37 Il résulte seulement des développements qui précèdent que l’accident déclaré par le salarié n’est pas survenu à l’heure dont il a fait état auprès de la DRH, cependant cette circonstance ne peut à elle seule conférer un caractère mensonger à sa déclaration qui au demeurant ne constitue pas une allégation, la preuve du caractère délibéré de la fourniture de cette information erronée dans le but de tromper son employeur n’étant pas rapportée.

38 Au surplus, le raisonnement selon lequel le caractère mensonger des déclarations résulterait du fait qu’il ne pouvait ignorer la nécessité de faire une déclaration précise et contemporaine de l’accident se heurte aux circonstances réelles de l’espèce, s’agissant d’un salarié de retour en fin de semaine d’une tournée de plusieurs jours et de plusieurs milliers de kilomètres et qui n’était pas en mesure d’évaluer immédiatement les conséquences de sa chute ainsi que le souligne le chirurgien orthopédique, évoquant une possible majoration de la douleur le lendemain.

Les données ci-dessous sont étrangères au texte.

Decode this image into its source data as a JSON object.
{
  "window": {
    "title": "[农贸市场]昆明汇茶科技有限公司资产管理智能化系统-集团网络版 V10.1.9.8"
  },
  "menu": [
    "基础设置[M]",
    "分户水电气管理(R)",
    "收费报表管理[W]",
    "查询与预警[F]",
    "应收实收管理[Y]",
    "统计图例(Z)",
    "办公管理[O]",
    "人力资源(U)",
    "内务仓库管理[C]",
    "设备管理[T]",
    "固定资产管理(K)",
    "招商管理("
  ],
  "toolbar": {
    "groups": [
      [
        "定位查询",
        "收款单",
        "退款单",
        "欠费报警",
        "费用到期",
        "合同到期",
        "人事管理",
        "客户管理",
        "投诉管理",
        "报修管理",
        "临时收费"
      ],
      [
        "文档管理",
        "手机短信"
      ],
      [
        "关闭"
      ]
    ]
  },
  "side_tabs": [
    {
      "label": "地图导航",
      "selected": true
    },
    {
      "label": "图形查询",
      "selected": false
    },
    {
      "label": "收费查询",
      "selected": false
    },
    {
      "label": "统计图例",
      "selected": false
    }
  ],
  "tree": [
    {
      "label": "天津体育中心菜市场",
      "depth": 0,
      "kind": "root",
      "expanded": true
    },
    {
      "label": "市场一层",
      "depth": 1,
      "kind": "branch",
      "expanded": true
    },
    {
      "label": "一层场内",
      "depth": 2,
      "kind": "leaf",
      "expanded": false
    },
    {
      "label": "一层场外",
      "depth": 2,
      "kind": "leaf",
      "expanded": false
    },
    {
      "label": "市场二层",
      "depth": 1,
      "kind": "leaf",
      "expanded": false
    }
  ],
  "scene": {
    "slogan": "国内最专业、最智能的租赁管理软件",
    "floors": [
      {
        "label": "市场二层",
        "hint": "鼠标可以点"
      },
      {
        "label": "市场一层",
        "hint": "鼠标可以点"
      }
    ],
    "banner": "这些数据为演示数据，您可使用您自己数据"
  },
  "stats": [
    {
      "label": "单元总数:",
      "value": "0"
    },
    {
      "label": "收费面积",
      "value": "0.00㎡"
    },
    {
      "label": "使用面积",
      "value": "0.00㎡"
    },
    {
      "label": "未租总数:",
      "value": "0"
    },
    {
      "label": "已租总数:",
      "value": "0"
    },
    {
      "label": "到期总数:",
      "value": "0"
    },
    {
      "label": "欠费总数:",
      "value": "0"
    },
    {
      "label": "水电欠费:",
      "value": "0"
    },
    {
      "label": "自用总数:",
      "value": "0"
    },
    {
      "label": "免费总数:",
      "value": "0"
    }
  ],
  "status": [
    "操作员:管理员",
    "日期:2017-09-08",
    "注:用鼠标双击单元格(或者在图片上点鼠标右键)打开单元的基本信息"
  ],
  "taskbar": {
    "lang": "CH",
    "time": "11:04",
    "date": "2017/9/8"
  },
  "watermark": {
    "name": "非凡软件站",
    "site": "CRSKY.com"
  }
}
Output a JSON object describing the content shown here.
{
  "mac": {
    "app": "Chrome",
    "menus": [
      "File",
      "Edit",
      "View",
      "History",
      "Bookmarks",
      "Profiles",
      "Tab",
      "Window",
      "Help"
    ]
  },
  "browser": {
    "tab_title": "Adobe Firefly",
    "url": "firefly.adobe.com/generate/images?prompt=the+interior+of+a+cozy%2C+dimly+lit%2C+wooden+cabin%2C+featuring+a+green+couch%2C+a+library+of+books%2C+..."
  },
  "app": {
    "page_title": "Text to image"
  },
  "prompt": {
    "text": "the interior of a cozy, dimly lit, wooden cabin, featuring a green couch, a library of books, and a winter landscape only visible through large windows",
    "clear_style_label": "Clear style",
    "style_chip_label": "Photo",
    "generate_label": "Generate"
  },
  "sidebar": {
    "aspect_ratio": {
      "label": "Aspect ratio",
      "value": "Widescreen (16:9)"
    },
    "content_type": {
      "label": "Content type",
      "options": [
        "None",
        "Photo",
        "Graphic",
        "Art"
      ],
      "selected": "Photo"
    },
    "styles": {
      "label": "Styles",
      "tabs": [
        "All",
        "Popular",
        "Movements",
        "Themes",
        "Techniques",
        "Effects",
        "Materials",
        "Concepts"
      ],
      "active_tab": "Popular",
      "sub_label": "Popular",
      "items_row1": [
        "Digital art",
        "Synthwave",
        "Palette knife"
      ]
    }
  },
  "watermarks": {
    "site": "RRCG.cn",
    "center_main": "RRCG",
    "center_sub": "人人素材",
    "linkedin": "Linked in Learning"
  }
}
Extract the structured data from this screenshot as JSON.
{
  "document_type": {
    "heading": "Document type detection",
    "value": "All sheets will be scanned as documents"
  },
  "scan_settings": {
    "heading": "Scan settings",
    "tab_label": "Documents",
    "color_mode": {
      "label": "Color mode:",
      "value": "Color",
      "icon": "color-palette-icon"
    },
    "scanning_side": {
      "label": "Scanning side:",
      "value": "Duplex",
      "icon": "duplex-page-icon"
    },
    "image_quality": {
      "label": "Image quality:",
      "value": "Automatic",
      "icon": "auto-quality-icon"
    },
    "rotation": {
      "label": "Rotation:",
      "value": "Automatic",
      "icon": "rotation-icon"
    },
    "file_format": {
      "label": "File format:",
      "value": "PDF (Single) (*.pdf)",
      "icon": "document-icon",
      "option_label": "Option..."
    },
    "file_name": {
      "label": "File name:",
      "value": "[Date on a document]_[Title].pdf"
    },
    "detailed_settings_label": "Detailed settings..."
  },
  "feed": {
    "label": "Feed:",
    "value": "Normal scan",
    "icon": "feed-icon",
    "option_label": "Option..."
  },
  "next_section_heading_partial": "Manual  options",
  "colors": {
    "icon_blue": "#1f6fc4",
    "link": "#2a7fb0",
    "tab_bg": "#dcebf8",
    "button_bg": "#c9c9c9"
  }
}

39 En toute hypothèse, la décision de rejet de la CPAM concernant le caractère professionnel de l’accident invoqué est dépourvue de portée en ce qui concerne l’appréciation du caractère mensonger des déclarations de M. M.

40 Il y a lieu en conséquence de confirmer le jugement entrepris de ce chef.

41 Sur les conséquences de la rupture :

42 En application de l’article L. 1235-3 du Code du travail, si un licenciement intervient pour une cause qui n’est pas réelle et sérieuse et qu’il n’y a pas réintégration du salarié dans l’entreprise, il est octroyé au salarié à la charge de l’employeur une indemnité qui ne peut être inférieure aux salaires des six derniers mois.

43 Compte tenu de l’effectif du personnel de l’entreprise, de la perte d’une ancienneté de 14 ans et 9 mois pour un salarié âgé de 59 ans ainsi que des conséquences matérielles et morales du licenciement à son égard, ainsi que cela résulte des pièces produites et des débats, il lui sera alloué, en application de l’article L. 1235-3 du Code du travail dans sa rédaction antérieure à l’ordonnance n° 2017-1387 du 22 septembre 2017 une somme de 42 000 € net à titre de dommages intérêts en réparation des préjudices subis à ce titre, tels que justement appréciés par les premiers juges, la décision étant confirmée de ce chef ;

44 Aux termes de l’article L. 1234-1 du Code du travail, lorsque le licenciement n’est pas motivé par une faute grave, le salarié a droit à un préavis dont la durée est calculée en fonction de l’ancienneté de services continus dont il justifie chez le même employeur.

45 Selon l’article L. 1234-5 du Code du travail, lorsque le salarié n’exécute pas le préavis, il a droit, sauf s’il a commis une faute grave, ou si l’inexécution résulte du commun accord des parties, à une indemnité compensatrice.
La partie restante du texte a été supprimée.